Les prochains points à surveiller
- Liste des pays d’Asie-Pacifique concernés : seuls les 18 pays d’Amérique latine ont été annoncés pour l’instant ; les pays d’Asie-Pacifique et le calendrier précis restent à préciser — c’est l’information la plus attendue par les utilisateurs de la région.
- Annonces d’intégration des émetteurs : surveillez si l’émetteur que vous utilisez annonce s’être « connecté à Bridge / au règlement stablecoin de Visa » — c’est plus directement pertinent que l’ampleur globale annoncée par Visa.
- Jalon de fin 2026 : la part de l’objectif des 100 pays effectivement atteinte, et les marchés couverts, seront le vrai indicateur de la portée de cette annonce.
- Proportion de support USDT vs USDC : Bridge privilégie actuellement l’USDC ; une éventuelle extension du règlement natif en USDT affecterait directement le coût de conversion pour les détenteurs d’USDT.
Recommandations éditoriales
- Utilisateurs actuels de MPCard ou d’autres cartes USDT sur BIN Visa : aucune action requise. Cette annonce est une bonne nouvelle de fond à long terme et ne modifiera pas à court terme vos frais, votre plafond ou les marchands disponibles.
- Utilisateurs d’Amérique latine envisageant une nouvelle demande de carte : surveillez si les émetteurs agréés locaux suivent le mouvement, mais ne précipitez pas votre décision à cause de cette seule annonce — vérifiez d’abord clairement la page des frais de l’émetteur et la disponibilité dans votre pays. Pour une comparaison, consultez le Top 5 des cartes USDT 2026.
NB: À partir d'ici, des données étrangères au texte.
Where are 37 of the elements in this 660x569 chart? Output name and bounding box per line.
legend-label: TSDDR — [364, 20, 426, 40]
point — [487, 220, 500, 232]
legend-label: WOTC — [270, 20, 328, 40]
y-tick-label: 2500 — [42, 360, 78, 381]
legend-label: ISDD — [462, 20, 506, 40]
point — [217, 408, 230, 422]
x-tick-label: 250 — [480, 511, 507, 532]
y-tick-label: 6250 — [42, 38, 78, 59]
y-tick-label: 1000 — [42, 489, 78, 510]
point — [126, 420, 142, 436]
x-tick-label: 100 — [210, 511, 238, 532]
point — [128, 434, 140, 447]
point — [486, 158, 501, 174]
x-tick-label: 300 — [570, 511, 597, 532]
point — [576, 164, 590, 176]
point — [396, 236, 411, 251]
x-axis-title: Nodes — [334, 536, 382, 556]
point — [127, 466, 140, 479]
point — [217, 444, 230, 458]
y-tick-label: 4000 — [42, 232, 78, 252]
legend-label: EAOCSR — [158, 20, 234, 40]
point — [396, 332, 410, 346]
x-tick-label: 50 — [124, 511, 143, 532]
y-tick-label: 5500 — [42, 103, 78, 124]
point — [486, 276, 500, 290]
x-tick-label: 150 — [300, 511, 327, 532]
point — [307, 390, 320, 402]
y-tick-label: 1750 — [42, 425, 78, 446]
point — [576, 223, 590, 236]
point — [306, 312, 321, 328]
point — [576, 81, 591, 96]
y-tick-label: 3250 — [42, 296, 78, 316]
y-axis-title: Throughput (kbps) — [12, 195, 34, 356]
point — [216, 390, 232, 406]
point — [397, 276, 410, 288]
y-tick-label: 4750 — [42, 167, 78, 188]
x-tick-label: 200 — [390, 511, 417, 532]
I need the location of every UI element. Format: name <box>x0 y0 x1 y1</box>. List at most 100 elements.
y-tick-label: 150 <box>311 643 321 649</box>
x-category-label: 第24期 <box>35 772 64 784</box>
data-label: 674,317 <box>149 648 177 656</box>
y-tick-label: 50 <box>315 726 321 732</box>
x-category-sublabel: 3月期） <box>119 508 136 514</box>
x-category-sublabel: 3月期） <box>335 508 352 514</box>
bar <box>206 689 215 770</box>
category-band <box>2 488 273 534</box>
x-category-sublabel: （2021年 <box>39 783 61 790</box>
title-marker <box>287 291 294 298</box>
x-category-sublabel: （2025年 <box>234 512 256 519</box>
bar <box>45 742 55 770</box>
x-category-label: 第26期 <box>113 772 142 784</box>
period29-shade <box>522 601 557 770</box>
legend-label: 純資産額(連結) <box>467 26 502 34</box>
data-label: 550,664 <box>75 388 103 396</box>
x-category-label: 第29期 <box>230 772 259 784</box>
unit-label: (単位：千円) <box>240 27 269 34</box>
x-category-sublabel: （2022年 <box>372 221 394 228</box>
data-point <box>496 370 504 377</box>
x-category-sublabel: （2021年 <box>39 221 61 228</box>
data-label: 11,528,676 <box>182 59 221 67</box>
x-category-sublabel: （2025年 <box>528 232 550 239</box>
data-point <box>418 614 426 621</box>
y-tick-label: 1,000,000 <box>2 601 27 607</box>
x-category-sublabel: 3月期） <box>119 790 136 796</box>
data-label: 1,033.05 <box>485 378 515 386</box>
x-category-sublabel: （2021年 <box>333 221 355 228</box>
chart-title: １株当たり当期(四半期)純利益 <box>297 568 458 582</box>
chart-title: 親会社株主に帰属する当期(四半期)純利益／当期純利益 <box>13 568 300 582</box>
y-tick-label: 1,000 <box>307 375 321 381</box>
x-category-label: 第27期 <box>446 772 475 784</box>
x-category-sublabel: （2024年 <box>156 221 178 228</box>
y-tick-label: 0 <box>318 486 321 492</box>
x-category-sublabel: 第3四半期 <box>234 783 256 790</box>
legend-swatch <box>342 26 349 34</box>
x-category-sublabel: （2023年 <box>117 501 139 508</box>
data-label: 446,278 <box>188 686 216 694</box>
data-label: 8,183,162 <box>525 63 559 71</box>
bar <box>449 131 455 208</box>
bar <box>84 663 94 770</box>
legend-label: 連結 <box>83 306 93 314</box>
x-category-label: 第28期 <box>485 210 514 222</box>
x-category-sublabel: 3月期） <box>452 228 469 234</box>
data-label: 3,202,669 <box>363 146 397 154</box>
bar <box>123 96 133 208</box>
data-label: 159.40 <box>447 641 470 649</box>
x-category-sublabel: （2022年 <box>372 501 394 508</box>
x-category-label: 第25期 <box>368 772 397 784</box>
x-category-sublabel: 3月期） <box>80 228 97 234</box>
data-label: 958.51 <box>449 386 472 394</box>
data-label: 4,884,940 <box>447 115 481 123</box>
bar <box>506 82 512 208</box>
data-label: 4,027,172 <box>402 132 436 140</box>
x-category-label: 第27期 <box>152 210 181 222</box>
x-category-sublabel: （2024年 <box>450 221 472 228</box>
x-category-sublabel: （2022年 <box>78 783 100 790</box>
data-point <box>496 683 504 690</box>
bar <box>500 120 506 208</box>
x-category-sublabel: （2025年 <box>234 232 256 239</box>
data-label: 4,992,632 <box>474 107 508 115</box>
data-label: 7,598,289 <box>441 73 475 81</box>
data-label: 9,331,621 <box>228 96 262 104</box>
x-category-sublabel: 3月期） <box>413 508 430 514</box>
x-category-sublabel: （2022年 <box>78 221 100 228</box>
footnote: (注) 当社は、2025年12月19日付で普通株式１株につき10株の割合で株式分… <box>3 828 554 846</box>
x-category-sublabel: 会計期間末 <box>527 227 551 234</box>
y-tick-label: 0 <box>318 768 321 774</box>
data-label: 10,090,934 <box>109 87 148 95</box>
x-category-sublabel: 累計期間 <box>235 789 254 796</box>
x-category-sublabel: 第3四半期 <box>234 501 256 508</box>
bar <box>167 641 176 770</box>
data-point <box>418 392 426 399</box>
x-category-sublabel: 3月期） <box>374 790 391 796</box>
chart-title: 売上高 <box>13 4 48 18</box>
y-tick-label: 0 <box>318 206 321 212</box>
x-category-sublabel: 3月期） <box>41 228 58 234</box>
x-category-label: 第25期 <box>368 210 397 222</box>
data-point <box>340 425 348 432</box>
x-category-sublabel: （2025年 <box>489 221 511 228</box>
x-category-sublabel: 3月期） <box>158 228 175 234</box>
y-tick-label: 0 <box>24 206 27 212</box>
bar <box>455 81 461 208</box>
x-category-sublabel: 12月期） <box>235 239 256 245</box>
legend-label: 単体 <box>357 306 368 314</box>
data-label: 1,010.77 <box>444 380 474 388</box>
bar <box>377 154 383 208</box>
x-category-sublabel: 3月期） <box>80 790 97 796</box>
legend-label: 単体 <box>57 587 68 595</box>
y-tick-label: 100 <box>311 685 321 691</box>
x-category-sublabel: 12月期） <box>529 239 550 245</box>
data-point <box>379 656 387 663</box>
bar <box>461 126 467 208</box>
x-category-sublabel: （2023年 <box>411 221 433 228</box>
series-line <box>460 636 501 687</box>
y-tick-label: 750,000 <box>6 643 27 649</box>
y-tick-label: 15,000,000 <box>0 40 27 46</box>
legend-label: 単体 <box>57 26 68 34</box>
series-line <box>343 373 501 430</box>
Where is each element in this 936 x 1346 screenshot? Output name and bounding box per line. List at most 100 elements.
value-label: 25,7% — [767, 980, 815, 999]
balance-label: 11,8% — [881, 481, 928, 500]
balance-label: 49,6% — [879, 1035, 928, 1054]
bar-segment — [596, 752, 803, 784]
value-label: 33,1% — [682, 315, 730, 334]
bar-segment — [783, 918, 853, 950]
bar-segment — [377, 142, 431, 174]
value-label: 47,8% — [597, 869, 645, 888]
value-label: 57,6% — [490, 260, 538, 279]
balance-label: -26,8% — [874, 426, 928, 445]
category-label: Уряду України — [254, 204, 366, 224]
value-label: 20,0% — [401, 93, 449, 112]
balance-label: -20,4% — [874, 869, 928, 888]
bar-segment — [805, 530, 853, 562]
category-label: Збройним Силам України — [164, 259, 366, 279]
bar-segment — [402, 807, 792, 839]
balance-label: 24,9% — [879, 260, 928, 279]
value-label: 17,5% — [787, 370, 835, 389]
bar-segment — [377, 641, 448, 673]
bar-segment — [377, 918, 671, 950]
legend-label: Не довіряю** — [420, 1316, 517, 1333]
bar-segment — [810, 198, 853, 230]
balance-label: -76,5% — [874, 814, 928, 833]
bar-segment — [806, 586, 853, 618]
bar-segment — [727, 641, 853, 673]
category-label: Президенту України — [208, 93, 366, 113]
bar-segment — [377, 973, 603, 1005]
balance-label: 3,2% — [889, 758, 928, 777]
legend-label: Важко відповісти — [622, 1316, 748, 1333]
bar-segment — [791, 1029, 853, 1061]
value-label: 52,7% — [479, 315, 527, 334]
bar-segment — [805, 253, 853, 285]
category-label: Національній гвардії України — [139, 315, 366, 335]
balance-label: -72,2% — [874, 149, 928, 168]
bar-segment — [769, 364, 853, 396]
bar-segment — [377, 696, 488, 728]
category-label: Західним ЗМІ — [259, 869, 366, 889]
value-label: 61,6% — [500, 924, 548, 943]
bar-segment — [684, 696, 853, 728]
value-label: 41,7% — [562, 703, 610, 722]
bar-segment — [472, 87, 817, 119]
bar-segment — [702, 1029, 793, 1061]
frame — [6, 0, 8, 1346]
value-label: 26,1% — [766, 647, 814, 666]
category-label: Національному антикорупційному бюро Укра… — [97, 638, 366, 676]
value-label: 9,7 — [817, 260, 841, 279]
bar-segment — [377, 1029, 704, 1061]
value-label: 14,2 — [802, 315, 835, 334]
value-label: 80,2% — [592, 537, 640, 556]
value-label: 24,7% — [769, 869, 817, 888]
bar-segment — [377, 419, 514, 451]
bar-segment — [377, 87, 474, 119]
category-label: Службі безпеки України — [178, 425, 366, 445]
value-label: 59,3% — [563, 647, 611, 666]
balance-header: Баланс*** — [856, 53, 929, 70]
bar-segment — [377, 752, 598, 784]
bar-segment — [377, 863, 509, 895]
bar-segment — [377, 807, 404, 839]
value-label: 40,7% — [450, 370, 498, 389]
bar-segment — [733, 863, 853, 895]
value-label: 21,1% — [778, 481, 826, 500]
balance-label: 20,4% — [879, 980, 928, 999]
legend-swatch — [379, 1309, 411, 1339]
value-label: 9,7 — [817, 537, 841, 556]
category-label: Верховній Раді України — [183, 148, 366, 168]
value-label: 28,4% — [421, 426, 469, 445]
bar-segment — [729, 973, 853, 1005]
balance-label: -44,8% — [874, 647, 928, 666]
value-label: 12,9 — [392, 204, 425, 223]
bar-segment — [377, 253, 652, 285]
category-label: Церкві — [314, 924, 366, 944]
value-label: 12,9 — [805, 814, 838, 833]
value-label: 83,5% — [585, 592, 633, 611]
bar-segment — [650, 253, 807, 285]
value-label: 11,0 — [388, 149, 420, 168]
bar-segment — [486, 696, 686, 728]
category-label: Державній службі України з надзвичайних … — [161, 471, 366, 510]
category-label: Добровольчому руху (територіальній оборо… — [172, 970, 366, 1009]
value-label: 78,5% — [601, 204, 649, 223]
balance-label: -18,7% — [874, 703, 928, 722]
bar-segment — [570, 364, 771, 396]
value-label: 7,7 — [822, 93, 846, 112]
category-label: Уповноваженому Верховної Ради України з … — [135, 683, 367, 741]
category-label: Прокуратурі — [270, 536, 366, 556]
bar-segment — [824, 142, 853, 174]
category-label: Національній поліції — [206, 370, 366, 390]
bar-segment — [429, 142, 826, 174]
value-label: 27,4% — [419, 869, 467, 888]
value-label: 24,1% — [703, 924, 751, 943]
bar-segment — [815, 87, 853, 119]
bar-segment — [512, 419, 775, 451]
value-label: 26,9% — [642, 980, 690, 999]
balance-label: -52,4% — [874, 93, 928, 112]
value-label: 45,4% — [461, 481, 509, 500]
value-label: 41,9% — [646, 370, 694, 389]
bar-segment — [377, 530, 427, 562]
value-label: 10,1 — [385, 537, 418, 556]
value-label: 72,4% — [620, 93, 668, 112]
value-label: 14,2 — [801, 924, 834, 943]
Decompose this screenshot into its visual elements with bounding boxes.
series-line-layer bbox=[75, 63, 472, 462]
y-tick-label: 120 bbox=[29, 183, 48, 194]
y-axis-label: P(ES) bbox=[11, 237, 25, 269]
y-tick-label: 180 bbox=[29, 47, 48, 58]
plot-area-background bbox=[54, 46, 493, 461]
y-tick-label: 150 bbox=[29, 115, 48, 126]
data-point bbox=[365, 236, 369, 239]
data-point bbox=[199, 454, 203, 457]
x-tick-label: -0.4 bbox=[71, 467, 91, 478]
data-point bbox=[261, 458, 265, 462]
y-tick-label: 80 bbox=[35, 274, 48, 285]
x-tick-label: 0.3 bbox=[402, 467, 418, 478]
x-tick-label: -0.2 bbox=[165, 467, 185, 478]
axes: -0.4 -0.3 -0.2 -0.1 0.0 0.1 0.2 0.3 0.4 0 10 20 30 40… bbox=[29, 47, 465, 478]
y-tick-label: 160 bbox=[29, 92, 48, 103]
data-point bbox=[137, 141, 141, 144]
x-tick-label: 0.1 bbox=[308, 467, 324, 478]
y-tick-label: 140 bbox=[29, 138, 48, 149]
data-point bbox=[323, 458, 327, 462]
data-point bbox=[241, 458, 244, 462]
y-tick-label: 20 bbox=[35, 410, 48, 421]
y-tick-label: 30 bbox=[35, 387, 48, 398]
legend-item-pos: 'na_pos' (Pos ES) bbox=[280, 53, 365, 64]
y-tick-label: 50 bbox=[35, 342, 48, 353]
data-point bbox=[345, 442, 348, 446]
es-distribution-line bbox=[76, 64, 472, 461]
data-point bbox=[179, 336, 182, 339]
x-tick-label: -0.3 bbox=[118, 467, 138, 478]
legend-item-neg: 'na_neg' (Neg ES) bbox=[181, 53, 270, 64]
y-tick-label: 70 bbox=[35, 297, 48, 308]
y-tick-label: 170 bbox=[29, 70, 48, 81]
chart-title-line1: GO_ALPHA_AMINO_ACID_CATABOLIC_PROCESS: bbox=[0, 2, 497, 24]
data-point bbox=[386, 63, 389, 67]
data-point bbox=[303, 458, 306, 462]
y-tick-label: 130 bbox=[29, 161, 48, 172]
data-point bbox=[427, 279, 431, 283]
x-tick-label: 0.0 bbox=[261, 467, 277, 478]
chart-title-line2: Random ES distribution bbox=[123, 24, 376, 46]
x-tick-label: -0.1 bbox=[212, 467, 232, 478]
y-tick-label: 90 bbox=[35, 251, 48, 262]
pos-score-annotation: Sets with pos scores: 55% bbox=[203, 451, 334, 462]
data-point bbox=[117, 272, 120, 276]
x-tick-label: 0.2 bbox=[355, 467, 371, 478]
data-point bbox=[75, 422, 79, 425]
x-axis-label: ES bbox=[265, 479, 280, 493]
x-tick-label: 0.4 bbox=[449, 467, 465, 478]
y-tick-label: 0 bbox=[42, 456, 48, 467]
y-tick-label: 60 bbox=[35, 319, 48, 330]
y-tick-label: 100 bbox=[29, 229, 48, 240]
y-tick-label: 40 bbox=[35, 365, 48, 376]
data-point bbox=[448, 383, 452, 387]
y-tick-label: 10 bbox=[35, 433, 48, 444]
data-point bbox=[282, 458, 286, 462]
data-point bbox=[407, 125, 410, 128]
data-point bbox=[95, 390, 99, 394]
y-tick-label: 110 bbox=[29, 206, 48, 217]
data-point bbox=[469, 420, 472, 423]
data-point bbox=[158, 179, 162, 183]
- Débutants souhaitant comprendre le fonctionnement réel des cartes U : commencez par Qu’est-ce qu’une carte U pour bien saisir la chaîne « stablecoin — règlement — monnaie fiduciaire » ; ce type d’annonce de partenariat deviendra alors beaucoup plus clair.
- À ne pas faire : ne considérez pas le fait que « Visa s’y met » comme un signal d’assouplissement réglementaire dans votre juridiction. Le back-end s’ouvre, mais la conformité côté utilisateur dépend toujours de votre territoire.
Nous ne réalisons pas de tests on-chain indépendants ; cette analyse repose sur les informations publiques de Visa, Bridge et des différents émetteurs. Pour les frais, plafonds et pays disponibles précis, référez-vous toujours à la page officielle de l’émetteur.